Während wir erzählten , kauten und schluckten, hörten wir auf einmal laute Schreie, wie in aller höchster Not ausgestoßen; sie gingen in Kreischen über und mündeten in einem französischen Wortschwall. Daniel und ich vergaßen das Kauen, wir starrten uns mit aufgerissenen Augen verständnislos an.
Plötzlich begann Daniel zu lachen. Sein Lachen vermischte sich in mit dem nicht enden wollenden französischen Gezeter.
„Weißt du, was los ist?“ prustete er. „Das ist meine Großmutter! Sie denkt, wir sind Einbrecher und droht uns mit einem schrecklichen Tod. Sie verflucht uns und rät uns, so schnell wie möglich das Weite zu suchen.“
Wir rannten entsetzt zur Treppe und sahen die zerbrechliche alte Frau auf der obersten Treppenstufe stehen, mit den Händen herumwirbelnd, bereit ihr Leben zu verteidigen. Sie trug ein langes, weißes Nachthemd und hielt etwas in der drohend erhobenen Hand, während sie ununterbrochen kreischte und zeterte.
„Was hat sie denn da in der Hand?“ fragte ich Daniel erstaunt. Er antwortete nicht, er versuchte vergeblich, sich bei der alten Dame Gehör zu verschaffen.
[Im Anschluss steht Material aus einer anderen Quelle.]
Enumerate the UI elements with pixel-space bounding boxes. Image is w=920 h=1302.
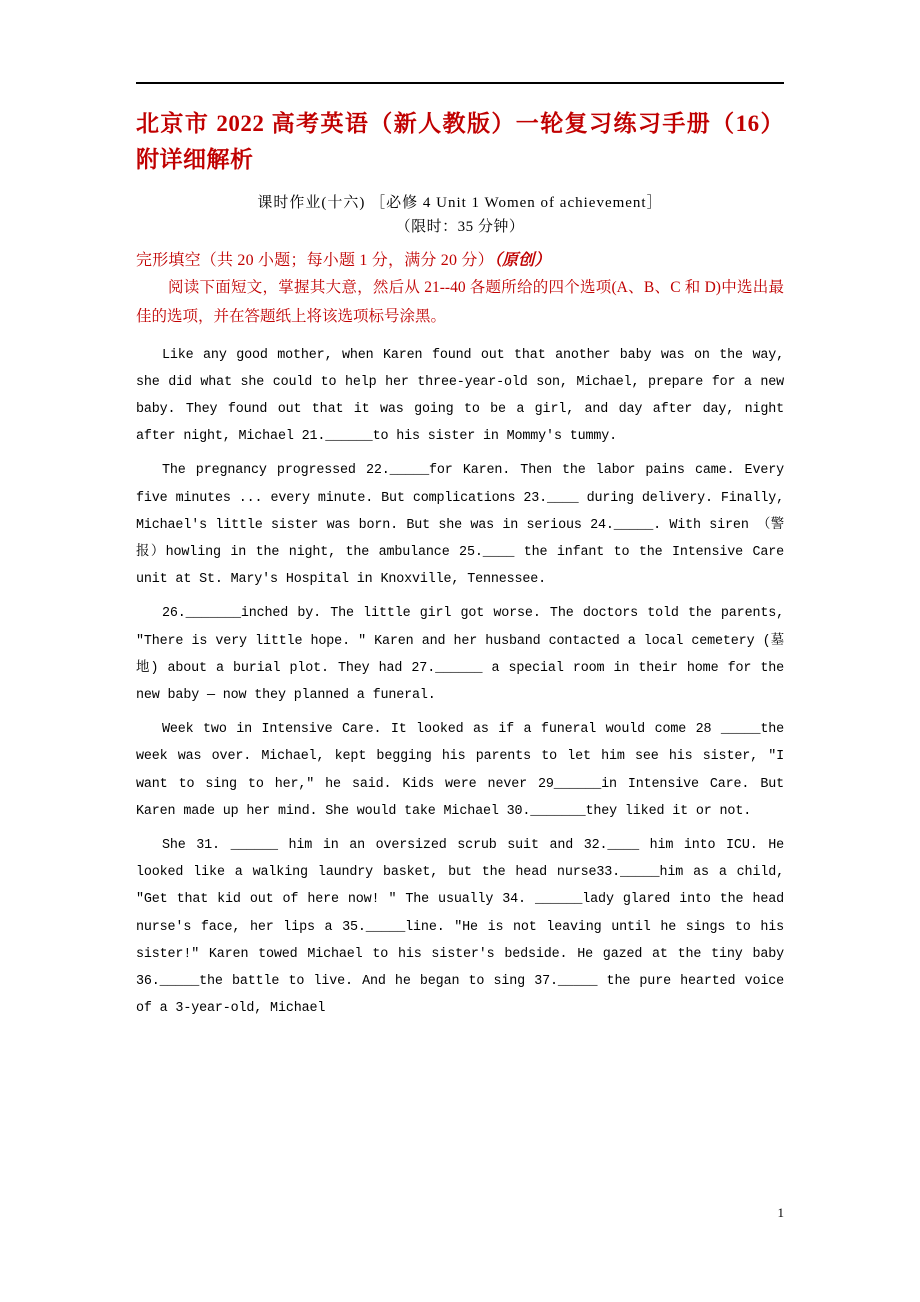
assignment-unit-line: 课时作业(十六) ［必修 4 Unit 1 Women of achievement］ — [257, 195, 663, 212]
passage-paragraph: Week two in Intensive Care. It looked as if a funeral would come 28 _____the week was over. Michael, kept begging his parents to let him see his sister, "I want to sing to her," he said. Kids were never 29______in Intensive Care. But Karen made up her mind. She would take Michael 30._______they liked it or not. — [136, 722, 784, 819]
assignment-time-limit: （限时：35 分钟） — [395, 219, 525, 236]
passage-paragraph: 26._______inched by. The little girl got worse. The doctors told the parents, "There is very little hope. " Karen and her husband contacted a local cemetery (墓地) about a burial plot. They had 27.______ a special room in their home for the new baby — now they planned a funeral. — [136, 606, 784, 704]
section-heading-text: 完形填空（共 20 小题；每小题 1 分，满分 20 分） — [136, 252, 494, 270]
section-heading — [136, 247, 784, 270]
header-divider — [136, 82, 784, 84]
assignment-header — [136, 191, 784, 239]
passage-paragraph: The pregnancy progressed 22._____for Karen. Then the labor pains came. Every five minutes ... every minute. But complications 23.____ during delivery. Finally, Michael's little sister was born. But she was in serious 24._____. With siren （警报）howling in the night, the ambulance 25.____ the infant to the Intensive Care unit at St. Mary's Hospital in Knoxville, Tennessee. — [136, 463, 784, 588]
section-heading-tag: （原创） — [493, 252, 551, 270]
section-instruction: 阅读下面短文，掌握其大意，然后从 21--40 各题所给的四个选项(A、B、C 和 D)中选出最佳的选项，并在答题纸上将该选项标号涂黑。 — [136, 279, 784, 325]
passage-paragraph: She 31. ______ him in an oversized scrub suit and 32.____ him into ICU. He looked like a walking laundry basket, but the head nurse33._____him as a child, "Get that kid out of here now! " The usually 34. ______lady glared into the head nurse's face, her lips a 35._____line. "He is not leaving until he sings to his sister!" Karen towed Michael to his sister's bedside. He gazed at the tiny baby 36._____the battle to live. And he began to sing 37._____ the pure hearted voice of a 3-year-old, Michael — [136, 838, 784, 1017]
page-title: 北京市 2022 高考英语（新人教版）一轮复习练习手册（16）附详细解析 — [136, 111, 784, 172]
passage-paragraph: Like any good mother, when Karen found out that another baby was on the way, she did what she could to help her three-year-old son, Michael, prepare for a new baby. They found out that it was going to be a girl, and day after day, night after night, Michael 21.______to his sister in Mommy's tummy. — [136, 347, 784, 445]
page-number: 1 — [777, 1205, 784, 1220]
Endlich erkannte sie ihren Enkel. Als Daniel ihr erklärt hatte, was wir in der Küche wollten, ging ihr Geschrei in eine anklagende, französische Tirade über. Schließlich kehrte sie uns den Rücken zu und verschwand in ihrem Zimmer.
„Und was hatte sie in der Hand, um uns umzubringen?“ fragte ich hartnäckig.
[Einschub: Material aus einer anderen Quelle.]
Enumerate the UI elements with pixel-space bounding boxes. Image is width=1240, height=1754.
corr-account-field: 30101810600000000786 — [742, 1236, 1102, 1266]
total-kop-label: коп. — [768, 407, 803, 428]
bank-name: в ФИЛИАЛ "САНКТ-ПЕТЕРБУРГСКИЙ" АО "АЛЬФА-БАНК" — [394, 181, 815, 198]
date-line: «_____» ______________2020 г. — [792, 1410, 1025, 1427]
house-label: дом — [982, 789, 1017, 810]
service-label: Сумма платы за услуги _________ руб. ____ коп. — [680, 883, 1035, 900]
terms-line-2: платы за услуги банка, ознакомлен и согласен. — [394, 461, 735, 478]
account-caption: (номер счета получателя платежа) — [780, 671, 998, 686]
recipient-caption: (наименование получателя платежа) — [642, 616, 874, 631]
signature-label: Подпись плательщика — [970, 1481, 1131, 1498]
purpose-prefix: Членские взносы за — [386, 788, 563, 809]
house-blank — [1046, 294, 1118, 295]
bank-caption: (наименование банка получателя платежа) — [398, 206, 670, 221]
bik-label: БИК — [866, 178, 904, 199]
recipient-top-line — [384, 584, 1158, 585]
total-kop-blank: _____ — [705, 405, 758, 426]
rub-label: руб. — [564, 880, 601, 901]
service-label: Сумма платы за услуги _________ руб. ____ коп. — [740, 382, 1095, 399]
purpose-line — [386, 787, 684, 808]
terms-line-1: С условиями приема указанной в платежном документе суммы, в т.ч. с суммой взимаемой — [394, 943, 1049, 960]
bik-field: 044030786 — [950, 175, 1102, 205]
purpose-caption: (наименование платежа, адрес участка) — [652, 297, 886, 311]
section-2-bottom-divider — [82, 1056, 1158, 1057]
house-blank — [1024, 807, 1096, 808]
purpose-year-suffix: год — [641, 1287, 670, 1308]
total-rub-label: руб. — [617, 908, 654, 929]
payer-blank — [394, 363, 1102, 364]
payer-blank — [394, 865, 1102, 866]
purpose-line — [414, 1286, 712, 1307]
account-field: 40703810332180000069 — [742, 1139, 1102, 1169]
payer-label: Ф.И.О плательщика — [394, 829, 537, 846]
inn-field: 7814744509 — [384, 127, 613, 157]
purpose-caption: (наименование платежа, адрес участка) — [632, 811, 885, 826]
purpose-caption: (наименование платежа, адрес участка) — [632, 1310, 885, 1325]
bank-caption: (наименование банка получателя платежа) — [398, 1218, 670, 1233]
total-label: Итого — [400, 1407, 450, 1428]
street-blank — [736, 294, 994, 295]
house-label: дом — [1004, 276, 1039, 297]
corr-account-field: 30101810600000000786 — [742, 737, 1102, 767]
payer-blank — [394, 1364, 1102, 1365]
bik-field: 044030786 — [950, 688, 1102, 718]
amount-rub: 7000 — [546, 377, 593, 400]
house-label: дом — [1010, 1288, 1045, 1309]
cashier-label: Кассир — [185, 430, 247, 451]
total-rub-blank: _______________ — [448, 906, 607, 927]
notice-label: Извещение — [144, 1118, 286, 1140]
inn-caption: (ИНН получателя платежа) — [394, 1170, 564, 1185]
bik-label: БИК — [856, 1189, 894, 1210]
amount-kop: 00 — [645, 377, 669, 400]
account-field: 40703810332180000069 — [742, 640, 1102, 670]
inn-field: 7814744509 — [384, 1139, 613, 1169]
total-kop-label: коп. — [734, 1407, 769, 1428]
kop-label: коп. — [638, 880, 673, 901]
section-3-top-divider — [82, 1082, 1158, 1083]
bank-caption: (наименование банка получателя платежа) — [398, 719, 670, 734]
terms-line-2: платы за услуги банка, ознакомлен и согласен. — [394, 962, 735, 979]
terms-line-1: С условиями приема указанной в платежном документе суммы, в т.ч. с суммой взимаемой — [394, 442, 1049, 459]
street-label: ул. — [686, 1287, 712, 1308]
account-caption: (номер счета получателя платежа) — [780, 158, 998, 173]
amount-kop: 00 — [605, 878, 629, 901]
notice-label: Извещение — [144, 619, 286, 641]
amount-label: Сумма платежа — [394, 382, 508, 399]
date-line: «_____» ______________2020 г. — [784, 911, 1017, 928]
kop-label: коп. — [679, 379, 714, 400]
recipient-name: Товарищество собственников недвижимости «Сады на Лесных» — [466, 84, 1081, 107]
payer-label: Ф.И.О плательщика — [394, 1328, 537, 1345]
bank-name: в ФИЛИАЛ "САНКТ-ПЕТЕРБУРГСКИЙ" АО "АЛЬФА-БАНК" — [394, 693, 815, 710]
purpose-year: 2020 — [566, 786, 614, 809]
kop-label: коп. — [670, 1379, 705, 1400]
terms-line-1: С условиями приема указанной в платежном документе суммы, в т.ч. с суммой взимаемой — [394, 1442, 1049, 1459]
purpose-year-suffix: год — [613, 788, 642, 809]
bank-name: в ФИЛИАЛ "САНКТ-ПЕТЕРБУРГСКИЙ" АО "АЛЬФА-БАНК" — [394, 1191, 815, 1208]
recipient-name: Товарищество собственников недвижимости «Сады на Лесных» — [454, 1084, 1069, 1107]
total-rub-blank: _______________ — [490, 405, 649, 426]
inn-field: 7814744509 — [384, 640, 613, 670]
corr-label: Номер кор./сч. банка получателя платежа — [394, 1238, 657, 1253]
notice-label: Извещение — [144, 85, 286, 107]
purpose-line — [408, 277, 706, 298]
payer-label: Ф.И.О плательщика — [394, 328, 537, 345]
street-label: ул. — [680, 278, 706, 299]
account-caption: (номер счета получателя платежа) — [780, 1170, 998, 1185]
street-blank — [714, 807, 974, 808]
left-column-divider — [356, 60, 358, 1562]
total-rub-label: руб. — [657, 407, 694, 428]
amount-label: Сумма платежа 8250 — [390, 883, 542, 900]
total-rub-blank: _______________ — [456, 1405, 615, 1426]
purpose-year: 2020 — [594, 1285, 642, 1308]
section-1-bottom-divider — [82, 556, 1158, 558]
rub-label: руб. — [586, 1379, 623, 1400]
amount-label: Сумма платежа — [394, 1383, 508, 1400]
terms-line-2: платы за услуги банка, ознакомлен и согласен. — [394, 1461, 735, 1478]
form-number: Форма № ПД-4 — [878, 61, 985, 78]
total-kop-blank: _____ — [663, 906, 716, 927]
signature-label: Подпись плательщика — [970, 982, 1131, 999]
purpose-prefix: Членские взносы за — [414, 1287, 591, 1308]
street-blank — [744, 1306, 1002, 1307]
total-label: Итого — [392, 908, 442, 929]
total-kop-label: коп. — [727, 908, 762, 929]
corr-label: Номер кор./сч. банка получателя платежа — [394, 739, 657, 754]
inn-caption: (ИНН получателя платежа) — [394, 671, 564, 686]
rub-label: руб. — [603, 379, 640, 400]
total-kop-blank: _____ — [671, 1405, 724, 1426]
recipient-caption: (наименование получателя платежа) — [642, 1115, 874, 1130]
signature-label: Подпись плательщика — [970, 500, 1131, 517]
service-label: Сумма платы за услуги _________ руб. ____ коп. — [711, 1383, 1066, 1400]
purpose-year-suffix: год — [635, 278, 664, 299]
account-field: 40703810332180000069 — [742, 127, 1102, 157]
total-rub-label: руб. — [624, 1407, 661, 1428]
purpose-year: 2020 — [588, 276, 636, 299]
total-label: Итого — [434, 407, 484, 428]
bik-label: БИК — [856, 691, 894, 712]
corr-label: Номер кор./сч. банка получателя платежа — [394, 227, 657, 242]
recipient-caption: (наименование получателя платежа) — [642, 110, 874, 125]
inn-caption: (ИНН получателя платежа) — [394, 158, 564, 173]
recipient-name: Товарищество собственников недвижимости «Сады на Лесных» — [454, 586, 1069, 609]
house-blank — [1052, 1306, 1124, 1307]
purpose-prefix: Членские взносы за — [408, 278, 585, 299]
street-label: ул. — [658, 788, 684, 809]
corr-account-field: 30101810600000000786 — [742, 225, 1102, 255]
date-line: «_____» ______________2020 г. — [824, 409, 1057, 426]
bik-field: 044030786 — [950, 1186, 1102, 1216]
„Ein Pfeffersäckchen; sie wollte uns Pfeffer in die Augen werfen“, seufzte Daniel.
Wir gingen nie wieder so spät in die Küche.
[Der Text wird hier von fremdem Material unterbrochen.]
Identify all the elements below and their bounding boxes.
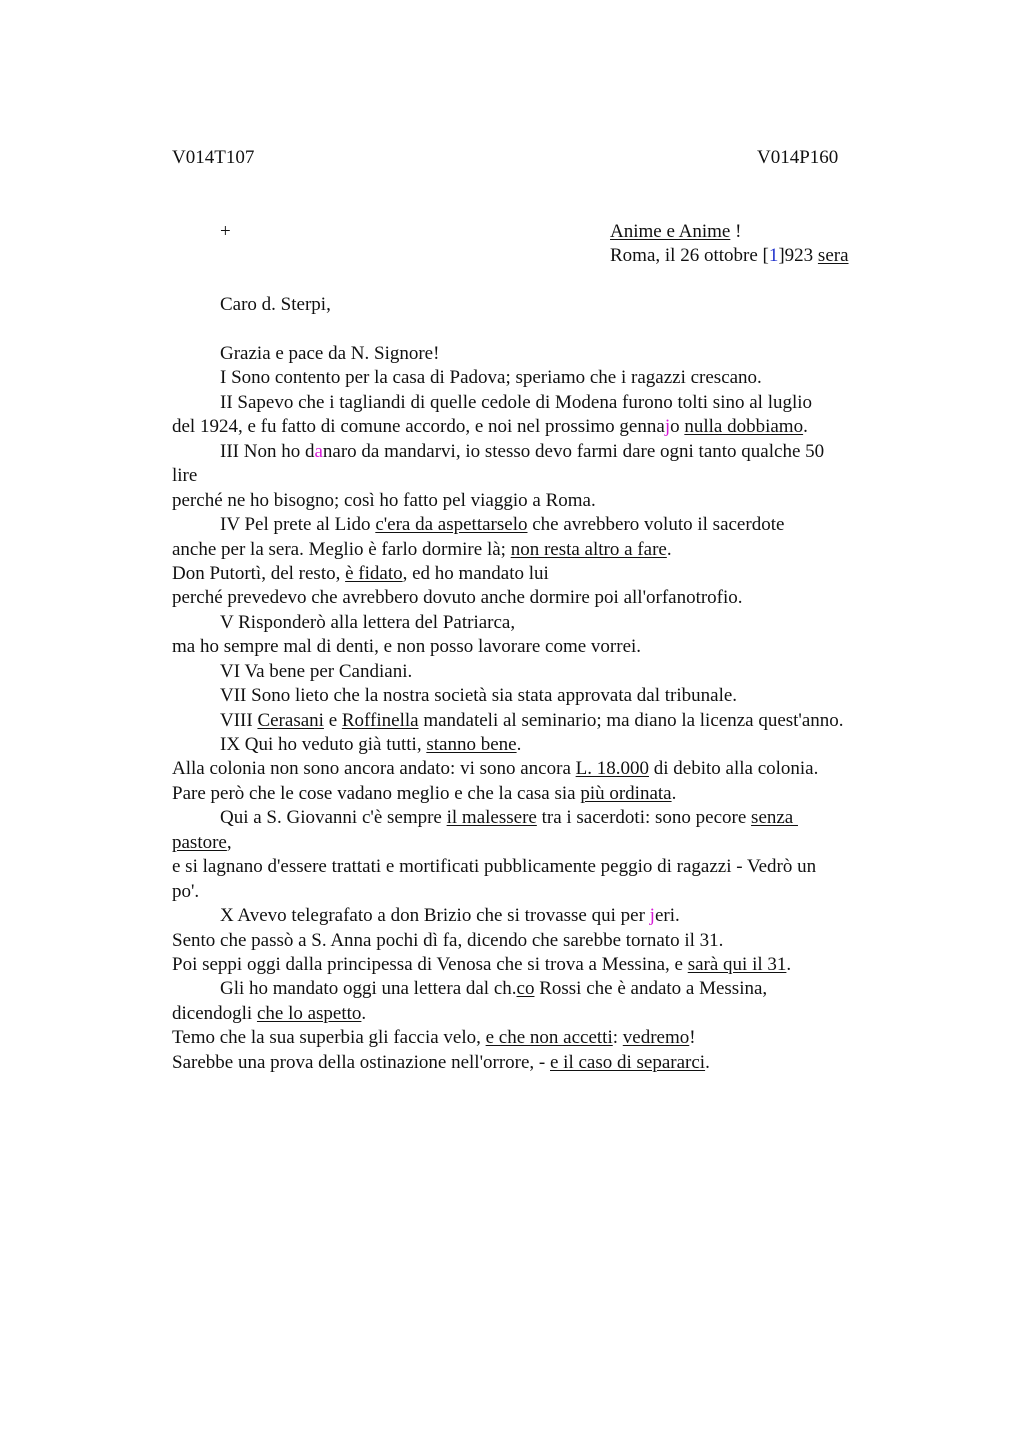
letter-line: VII Sono lieto che la nostra società sia stata approvata dal tribunale. xyxy=(220,685,738,707)
motto-exclamation: ! xyxy=(730,221,742,242)
letter-line: Temo che la sua superbia gli faccia velo, e che non accetti: vedremo! xyxy=(172,1027,696,1049)
letter-line: Gli ho mandato oggi una lettera dal ch.co Rossi che è andato a Messina, xyxy=(220,978,768,1000)
letter-line: VIII Cerasani e Roffinella mandateli al seminario; ma diano la licenza quest'anno. xyxy=(220,709,844,731)
dateline-sera: sera xyxy=(817,245,849,266)
letter-line: Qui a S. Giovanni c'è sempre il malessere tra i sacerdoti: sono pecore senza xyxy=(220,807,798,829)
letter-line: X Avevo telegrafato a don Brizio che si trovasse qui per jeri. xyxy=(220,905,680,927)
motto xyxy=(610,220,741,244)
motto-underlined: Anime e Anime xyxy=(610,221,731,242)
letter-line: IX Qui ho veduto già tutti, stanno bene. xyxy=(220,734,522,755)
letter-body xyxy=(172,342,912,1075)
letter-line: II Sapevo che i tagliandi di quelle cedole di Modena furono tolti sino al luglio xyxy=(220,391,813,413)
letter-line: Grazia e pace da N. Signore! xyxy=(220,343,440,364)
letter-line: e si lagnano d'essere trattati e mortificati pubblicamente peggio di ragazzi - Vedrò un xyxy=(172,856,817,878)
letter-line: anche per la sera. Meglio è farlo dormire là; non resta altro a fare. xyxy=(172,538,672,560)
letter-line: III Non ho danaro da mandarvi, io stesso devo farmi dare ogni tanto qualche 50 xyxy=(220,440,825,462)
letter-line: lire xyxy=(172,465,198,487)
salutation: Caro d. Sterpi, xyxy=(220,294,331,315)
dateline-year-digit: 1 xyxy=(768,245,779,266)
document-code-left: V014T107 xyxy=(172,147,255,168)
dateline-text: Roma, il 26 ottobre [ xyxy=(610,245,769,266)
letter-line: po'. xyxy=(172,880,200,902)
cross-symbol: + xyxy=(220,221,231,242)
letter-line: ma ho sempre mal di denti, e non posso lavorare come vorrei. xyxy=(172,636,642,658)
letter-line: I Sono contento per la casa di Padova; speriamo che i ragazzi crescano. xyxy=(220,367,762,389)
letter-line: pastore, xyxy=(172,831,232,853)
letter-line: dicendogli che lo aspetto. xyxy=(172,1002,367,1024)
letter-line: VI Va bene per Candiani. xyxy=(220,660,413,682)
letter-line: V Risponderò alla lettera del Patriarca, xyxy=(220,611,516,633)
letter-line: Don Putortì, del resto, è fidato, ed ho mandato lui xyxy=(172,562,549,584)
letter-line: perché prevedevo che avrebbero dovuto anche dormire poi all'orfanotrofio. xyxy=(172,587,743,609)
letter-line: Poi seppi oggi dalla principessa di Venosa che si trova a Messina, e sarà qui il 31. xyxy=(172,953,792,975)
document-code-right: V014P160 xyxy=(757,147,839,168)
letter-line: del 1924, e fu fatto di comune accordo, e noi nel prossimo gennajo nulla dobbiamo. xyxy=(172,416,808,438)
letter-line: Alla colonia non sono ancora andato: vi sono ancora L. 18.000 di debito alla colonia. xyxy=(172,758,819,780)
dateline-year-rest: ]923 xyxy=(778,245,818,266)
letter-line: Sento che passò a S. Anna pochi dì fa, dicendo che sarebbe tornato il 31. xyxy=(172,929,724,951)
letter-line: Pare però che le cose vadano meglio e che la casa sia più ordinata. xyxy=(172,782,677,804)
letter-line: Sarebbe una prova della ostinazione nell'orrore, - e il caso di separarci. xyxy=(172,1051,710,1073)
dateline xyxy=(610,244,849,268)
letter-line: perché ne ho bisogno; così ho fatto pel viaggio a Roma. xyxy=(172,489,596,511)
letter-line: IV Pel prete al Lido c'era da aspettarselo che avrebbero voluto il sacerdote xyxy=(220,514,785,536)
Die Großmutter lebt nun nicht mehr. Sie starb in den Achtziger Jahren in einer kleinen Wohnung in Paris. Ich erfuhr es erst sehr viel später, denn Daniel und ich hatten uns aus den Augen verloren.
Ich habe noch ein Foto von ihr. Sie sitzt auf einer Bank in einer kleinen Bahnstation, irgendwo in der Nähe von Paris. Ihre Füße reichen nicht bis zum Boden hinunter, sie hängen wie schaukelnd in der Luft; die Handtasche hält sie fest an ihren Körper gedrückt. Mit stolzem, aristokratischem Blick schaut sie in die Kamera.